Excepted benefits are exempt from certain group plan mandates under:
- HIPAA’s portability rules (like the HIPAA Special Enrollment periods);
- PPACA reforms (requirements under the Affordable Care Act, such as requiring coverage for dependents to age 26 without regard to student or marital status, full coverage for preventive services, annual dollar limitations, etc.);
- Federal Mental Health Parity requirements (particularly with regard to EAP coverages);
Excepted benefits do not:
- Relieve employers of their shared-responsibility penalties
- Satisfy the individual mandate coverage requirements
- Disqualify someone from received exchange-premium-subsidies
Here are the most important changes that are worth noting and reviewing.
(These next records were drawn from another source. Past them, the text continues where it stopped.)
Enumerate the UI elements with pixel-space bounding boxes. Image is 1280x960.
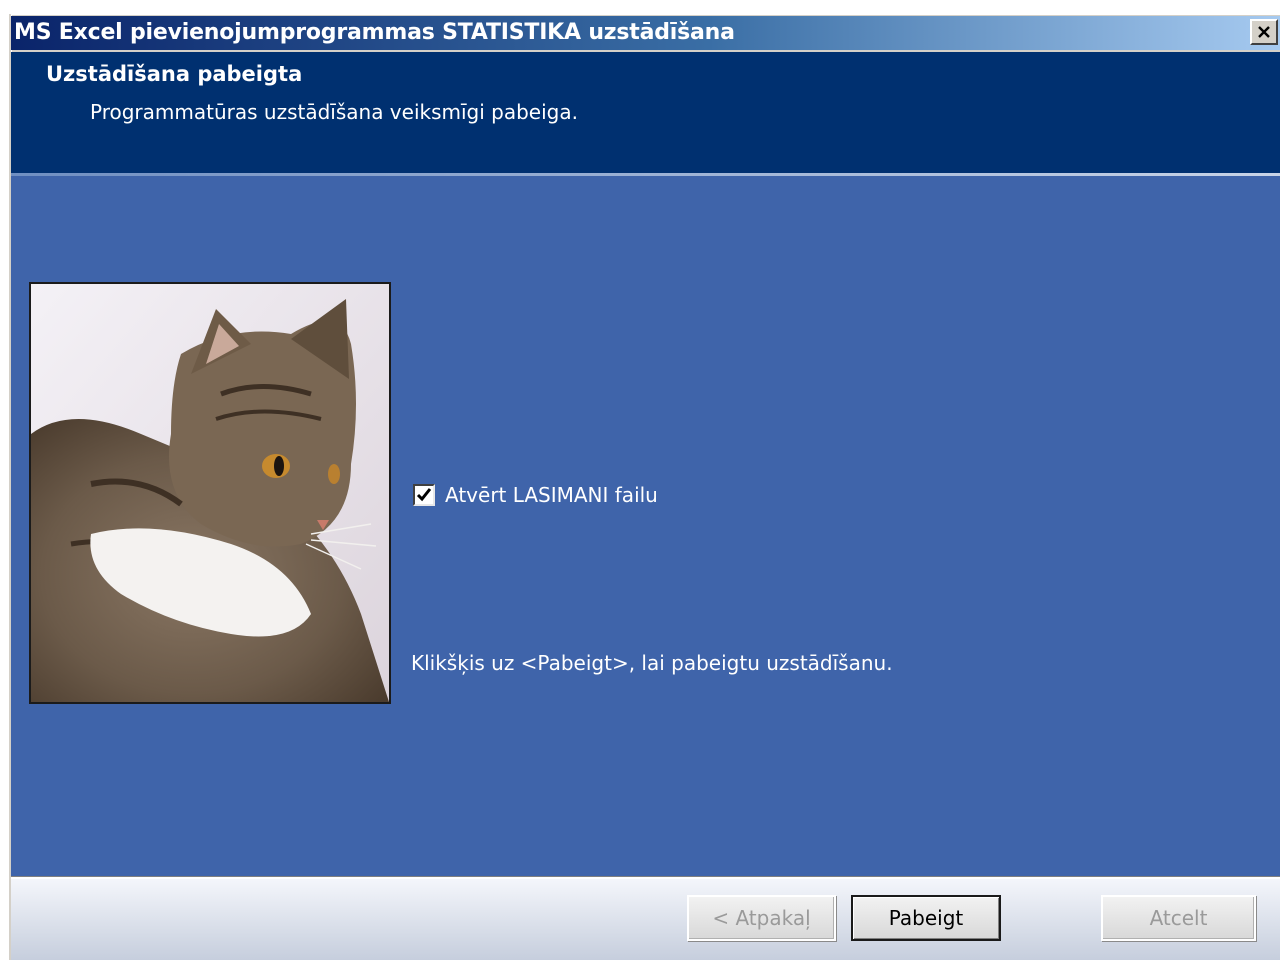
finish-button[interactable]: Pabeigt: [851, 895, 1001, 941]
wizard-header: Uzstādīšana pabeigta Programmatūras uzst…: [11, 52, 1280, 173]
step-description: Programmatūras uzstādīšana veiksmīgi pab…: [90, 100, 578, 124]
checkmark-icon: [416, 488, 432, 502]
close-button[interactable]: [1250, 19, 1278, 45]
cat-photo-icon: [31, 284, 389, 702]
step-title: Uzstādīšana pabeigta: [46, 62, 303, 86]
wizard-body: Atvērt LASIMANI failu Klikšķis uz <Pabei…: [11, 176, 1280, 876]
cancel-button[interactable]: Atcelt: [1101, 895, 1256, 941]
open-file-checkbox-label: Atvērt LASIMANI failu: [445, 483, 658, 507]
cat-photo: [29, 282, 391, 704]
open-file-checkbox[interactable]: [413, 484, 435, 506]
open-file-option[interactable]: Atvērt LASIMANI failu: [413, 480, 658, 510]
back-button[interactable]: < Atpakaļ: [687, 895, 836, 941]
close-icon: [1258, 26, 1270, 38]
wizard-footer: < Atpakaļ Pabeigt Atcelt: [11, 879, 1280, 960]
title-bar[interactable]: MS Excel pievienojumprogrammas STATISTIK…: [11, 16, 1280, 50]
window-title: MS Excel pievienojumprogrammas STATISTIK…: [14, 20, 735, 45]
finish-instruction: Klikšķis uz <Pabeigt>, lai pabeigtu uzst…: [411, 651, 893, 675]
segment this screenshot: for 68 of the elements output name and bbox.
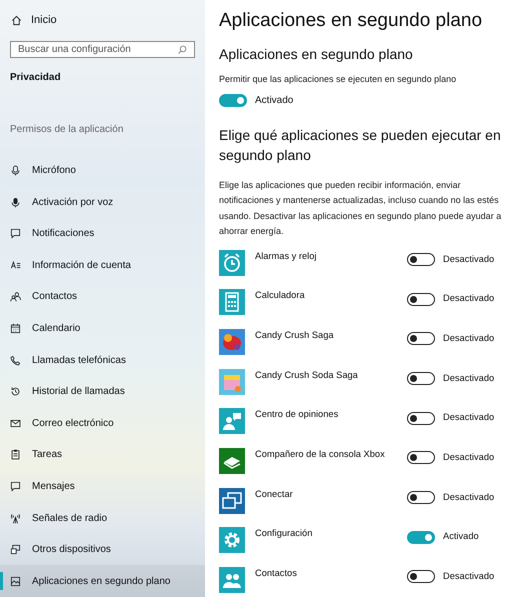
home-icon [11, 14, 22, 26]
category-heading: Privacidad [9, 70, 61, 85]
app-name: Conectar [255, 488, 294, 500]
toggle-switch[interactable] [407, 570, 435, 584]
sidebar-item[interactable]: Mensajes [0, 470, 205, 502]
description-text: Elige las aplicaciones que pueden recibir información, enviar notificaciones y mantenerse actualizadas, incluso cuando no las estés usando. Desactivar las aplicaciones en segundo plano puede ayudar a ahorrar energía. [219, 178, 502, 238]
app-name: Contactos [255, 567, 298, 579]
toggle-switch[interactable] [407, 372, 435, 386]
sidebar-item[interactable]: Contactos [0, 281, 205, 313]
sidebar-item[interactable]: Notificaciones [0, 218, 205, 250]
sidebar-item[interactable]: Otros dispositivos [0, 534, 205, 566]
app-name: Candy Crush Soda Saga [255, 368, 359, 381]
toggle-state: Desactivado [443, 252, 494, 266]
app-name: Alarmas y reloj [255, 250, 318, 262]
sidebar-item[interactable]: Información de cuenta [0, 249, 205, 282]
search-icon [178, 44, 187, 54]
app-name: Centro de opiniones [255, 408, 340, 420]
app-name: Compañero de la consola Xbox [255, 448, 386, 460]
search-field[interactable]: Buscar una configuración [10, 40, 195, 58]
sidebar-item[interactable]: Historial de llamadas [0, 376, 205, 408]
page-title: Aplicaciones en segundo plano [219, 9, 484, 33]
toggle-state: Desactivado [443, 490, 494, 504]
toggle-state: Activado [255, 94, 294, 108]
sidebar-item[interactable]: Señales de radio [0, 502, 205, 534]
sidebar-item[interactable]: Llamadas telefónicas [0, 344, 205, 376]
calendar-icon [10, 322, 21, 334]
sidebar-item[interactable]: Aplicaciones en segundo plano [0, 565, 205, 597]
sidebar-item[interactable]: Calendario [0, 312, 205, 344]
toggle-switch[interactable] [407, 292, 435, 306]
toggle-switch[interactable] [407, 451, 435, 464]
app-name: Calculadora [255, 289, 306, 302]
toggle-state: Desactivado [443, 332, 494, 345]
toggle-switch[interactable] [407, 252, 435, 266]
people-icon [10, 291, 21, 302]
toggle-switch[interactable] [219, 94, 247, 106]
envelope-icon [10, 418, 21, 429]
section-heading: Elige qué aplicaciones se pueden ejecutar en segundo plano [219, 126, 502, 164]
toggle-state: Activado [443, 530, 479, 544]
toggle-state: Desactivado [443, 292, 494, 306]
sidebar-item[interactable]: Tareas [0, 439, 205, 471]
history-icon [10, 386, 21, 398]
microphone-icon [10, 196, 21, 208]
speech-bubble-icon [10, 480, 21, 492]
sidebar-item[interactable]: Activación por voz [0, 186, 205, 218]
phone-icon [10, 354, 21, 366]
toggle-state: Desactivado [443, 570, 494, 583]
picture-frame-icon [10, 576, 21, 587]
toggle-state: Desactivado [443, 411, 494, 424]
toggle-switch[interactable] [407, 530, 435, 544]
app-name: Configuración [255, 527, 314, 540]
toggle-switch[interactable] [407, 491, 435, 504]
account-info-icon [10, 260, 21, 271]
sidebar-item[interactable]: Micrófono [0, 154, 205, 186]
setting-label: Permitir que las aplicaciones se ejecuten en segundo plano [219, 73, 458, 86]
toggle-switch[interactable] [407, 332, 435, 346]
home-link[interactable]: Inicio [0, 12, 57, 28]
toggle-state: Desactivado [443, 450, 494, 464]
clipboard-icon [10, 449, 21, 460]
section-heading: Aplicaciones en segundo plano [219, 45, 414, 64]
sidebar-item[interactable]: Correo electrónico [0, 407, 205, 440]
section-label: Permisos de la aplicación [9, 122, 124, 137]
toggle-state: Desactivado [443, 372, 494, 385]
speech-bubble-icon [10, 228, 21, 240]
antenna-icon [10, 512, 21, 524]
app-name: Candy Crush Saga [255, 328, 335, 341]
devices-icon [10, 544, 21, 556]
microphone-icon [10, 164, 21, 176]
toggle-switch[interactable] [407, 412, 435, 425]
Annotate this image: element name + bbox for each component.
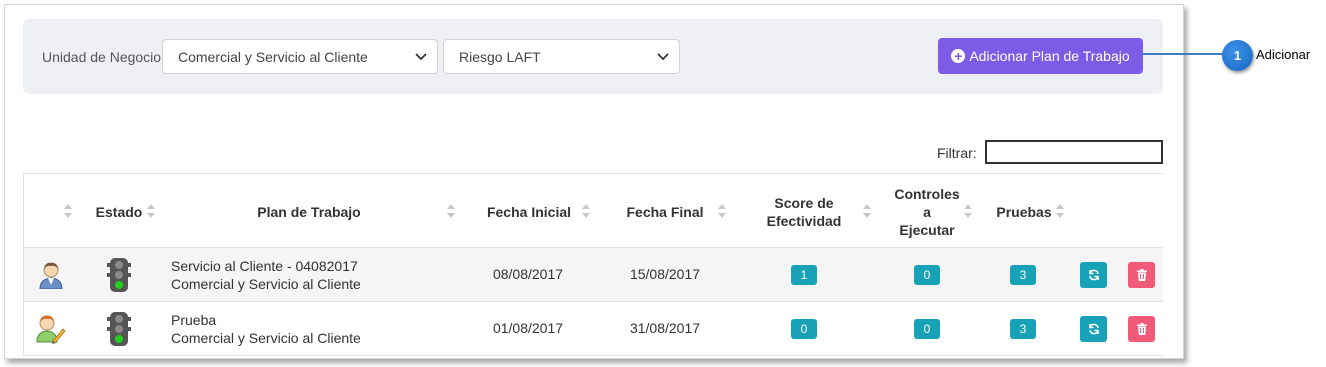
business-unit-label: Unidad de Negocio <box>42 49 162 65</box>
table-row: Servicio al Cliente - 04082017 Comercial… <box>23 248 1163 302</box>
business-unit-select[interactable]: Comercial y Servicio al Cliente <box>162 39 438 74</box>
column-controles-line3: Ejecutar <box>899 221 955 238</box>
risk-select-value: Riesgo LAFT <box>459 49 541 65</box>
pruebas-badge: 3 <box>1010 265 1036 285</box>
fecha-inicial: 08/08/2017 <box>492 266 564 282</box>
plan-cell: Servicio al Cliente - 04082017 Comercial… <box>171 257 361 293</box>
plan-cell: Prueba Comercial y Servicio al Cliente <box>171 311 361 347</box>
sort-icon[interactable] <box>64 204 72 218</box>
add-work-plan-button[interactable]: + Adicionar Plan de Trabajo <box>938 38 1143 74</box>
user-icon <box>38 261 64 290</box>
fecha-final: 31/08/2017 <box>629 320 701 336</box>
column-controles-line2: a <box>923 203 931 220</box>
column-controles-line1: Controles <box>894 185 960 202</box>
callout-connector <box>1143 53 1225 55</box>
plan-name: Servicio al Cliente - 04082017 <box>171 258 358 274</box>
controles-badge: 0 <box>914 319 940 339</box>
score-badge: 1 <box>791 265 817 285</box>
filter-label: Filtrar: <box>937 145 977 161</box>
sort-icon[interactable] <box>718 204 726 218</box>
column-fecha-inicial[interactable]: Fecha Inicial <box>479 174 579 249</box>
plan-business-unit: Comercial y Servicio al Cliente <box>171 330 361 346</box>
sort-icon[interactable] <box>582 204 590 218</box>
plan-business-unit: Comercial y Servicio al Cliente <box>171 276 361 292</box>
delete-button[interactable] <box>1128 262 1155 288</box>
chevron-down-icon <box>657 53 669 61</box>
plus-circle-icon: + <box>951 49 966 63</box>
sort-icon[interactable] <box>863 204 871 218</box>
chevron-down-icon <box>415 53 427 61</box>
score-badge: 0 <box>791 319 817 339</box>
trash-icon <box>1136 323 1147 335</box>
pruebas-badge: 3 <box>1010 319 1036 339</box>
filter-bar: Unidad de Negocio Comercial y Servicio a… <box>23 19 1163 94</box>
refresh-icon <box>1088 323 1099 335</box>
user-edit-icon <box>36 314 66 344</box>
column-estado[interactable]: Estado <box>94 174 144 249</box>
traffic-light-green-icon <box>107 258 131 292</box>
fecha-final: 15/08/2017 <box>629 266 701 282</box>
column-score-line2: Efectividad <box>766 212 842 229</box>
sort-icon[interactable] <box>447 204 455 218</box>
app-window: Unidad de Negocio Comercial y Servicio a… <box>4 4 1184 359</box>
column-fecha-final[interactable]: Fecha Final <box>620 174 710 249</box>
refresh-button[interactable] <box>1080 316 1107 342</box>
fecha-inicial: 01/08/2017 <box>492 320 564 336</box>
callout-label: Adicionar <box>1256 47 1311 62</box>
controles-badge: 0 <box>914 265 940 285</box>
delete-button[interactable] <box>1128 316 1155 342</box>
sort-icon[interactable] <box>964 204 972 218</box>
refresh-icon <box>1088 269 1099 281</box>
column-score-efectividad[interactable]: Score de Efectividad <box>759 174 849 249</box>
work-plan-table: Estado Plan de Trabajo Fecha Inicial Fec… <box>23 173 1163 356</box>
table-row: Prueba Comercial y Servicio al Cliente 0… <box>23 302 1163 356</box>
trash-icon <box>1136 269 1147 281</box>
refresh-button[interactable] <box>1080 262 1107 288</box>
column-controles-a-ejecutar[interactable]: Controles a Ejecutar <box>884 174 970 249</box>
column-plan-de-trabajo[interactable]: Plan de Trabajo <box>239 174 379 249</box>
filter-input[interactable] <box>985 140 1163 164</box>
traffic-light-green-icon <box>107 312 131 346</box>
add-work-plan-label: Adicionar Plan de Trabajo <box>969 48 1130 64</box>
plan-name: Prueba <box>171 312 217 328</box>
sort-icon[interactable] <box>147 204 155 218</box>
column-pruebas[interactable]: Pruebas <box>992 174 1056 249</box>
table-header: Estado Plan de Trabajo Fecha Inicial Fec… <box>23 173 1163 248</box>
sort-icon[interactable] <box>1056 204 1064 218</box>
column-score-line1: Score de <box>774 194 834 211</box>
callout-number: 1 <box>1222 40 1253 71</box>
risk-select[interactable]: Riesgo LAFT <box>443 39 680 74</box>
business-unit-select-value: Comercial y Servicio al Cliente <box>178 49 368 65</box>
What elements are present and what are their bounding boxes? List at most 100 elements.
1 Bundling coverage and Free Coverage – clarifications.
Under the prior regulations (from 2004) we knew that self-insured dental, vision and LTC coverage was an excepted benefit if plan participants could waive the coverage and they must have been charged something for the coverage. Under the final regulations there is no longer a requirement that there be a charge for the coverage. However, participants must still be able to (a) waive the coverage or (b) claims must be administered under a contract separate from claims administration of any other benefits offered by the plan.
- The final regs do not change the rules for insured coverages here—they will continue to be an excepted benefit if they are offered under a separate policy of insurance, without regard to participant contributions.
- Employers/Plan Sponsors that don’t offer any medical coverage can still treat their dental coverage as an excepted benefit.
- HCFSAs and HRAs (Health Care FSAs and Health Reimbursement Arrangements) are still exempt if they only reimburse dental or visions expenses and meet the regs’ requirements.
2 EAPs – How can they be excepted benefits?
EAPS can be excepted benefits if they meet the following four (4) conditions:
- EAP benefits are not coordinated with benefits under another group health plan;
- the EAP does not provide significant benefits in the nature of medical care (“significant” will mean and take into account the amount, scope and duration of any covered services into account; so, E.g., the likelihood that a three (3) consultations plan will be deemed “significant” is small, but the Departments (IRS/DOL/HHS) still have time to issue guidance in this regard);
- there are no employee contributions (required in order to enroll or benefit from the EAP); and
- the EAP contains no cost-sharing provisions.
In order to meet the first condition above (a) participants must not be required to exhaust EAP benefits before being eligible for benefits under the other plan and EAP eligibility cannot depend on participation in another plan.
- These regulations reject the suggestions to treat wellness programs as excepted benefits by including them in an EAP.
- The proposed regulations contained a provision that the EAP could not be financed by another group health plan, and, the final regulations do not contain that provision].
When can I rely upon these regulations?
These regulations apply for plan years beginning on or after 01/01/2015. Until then, the Departments will treat dental, visions, EAP and LTC benefits as “excepted” if they meet the conditions of the proposed or final regulations.